Den Rabtaldirndln erschien die bärtige Heilige schon lange, bevor Conchita Wurst den Song Contest gewonnen hatte. Sie wanderten wochenlang zu Fuß zu unterschiedlichen Wallfahrtsorten und brachten Achsel- und Barthaare als Brandopfer dar. „Uschi Kümmernis ist ein super Vorbild für die Rabtaldirndln,“ sagt Rosi Degen, „auch wir versuchen, gegenüber Männern konsequent zu sein.
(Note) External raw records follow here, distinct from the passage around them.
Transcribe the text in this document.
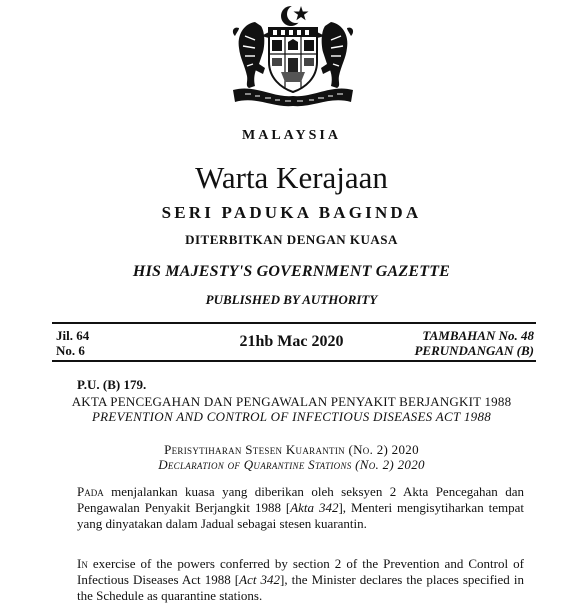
MALAYSIA
Warta Kerajaan
SERI PADUKA BAGINDA
DITERBITKAN DENGAN KUASA
HIS MAJESTY'S GOVERNMENT GAZETTE
PUBLISHED BY AUTHORITY
Jil. 64
No. 6
21hb Mac 2020	TAMBAHAN No. 48
PERUNDANGAN (B)
P.U. (B) 179.
AKTA PENCEGAHAN DAN PENGAWALAN PENYAKIT BERJANGKIT 1988
PREVENTION AND CONTROL OF INFECTIOUS DISEASES ACT 1988
Perisytiharan Stesen Kuarantin (No. 2) 2020
Declaration of Quarantine Stations (No. 2) 2020
Pada menjalankan kuasa yang diberikan oleh seksyen 2 Akta Pencegahan dan Pengawalan Penyakit Berjangkit 1988 [Akta 342], Menteri mengisytiharkan tempat yang dinyatakan dalam Jadual sebagai stesen kuarantin.
In exercise of the powers conferred by section 2 of the Prevention and Control of Infectious Diseases Act 1988 [Act 342], the Minister declares the places specified in the Schedule as quarantine stations.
Es gelingt uns nicht immer und deshalb machen wir von uns aus jährlich eine Wallfahrt, um uns reinzuwaschen von fehlender Gegenwehr bei sexistischen Witzen oder wenn wir unerlaubt geflirtet haben.“

Kein Zuzug

Für das neue Stück führte das Theaterkollektiv unzählige Interviews. Sie befragten Menschen zu Begriffen wie Heimat, Anpassung, Verrat, Weggehen, Kleidung und Familie. Sie ergründen die Motive, warum Menschen das vermeintlich idyllische Landleben gegen das anonyme Stadtleben eintauschen: Gründe sind die “Enge am Land, die einem die Kehle zuschnürt” und die Tatsache, dass man nicht so sein kann, wie man gerne wäre.

Wer aus dem Rabtal weggezogen ist und warum es keinen Zuzug gibt, weiß man spätestens, wenn man das Stück gesehen hat. Premiere ist am 25. Februar im brut im Künstlerhaus.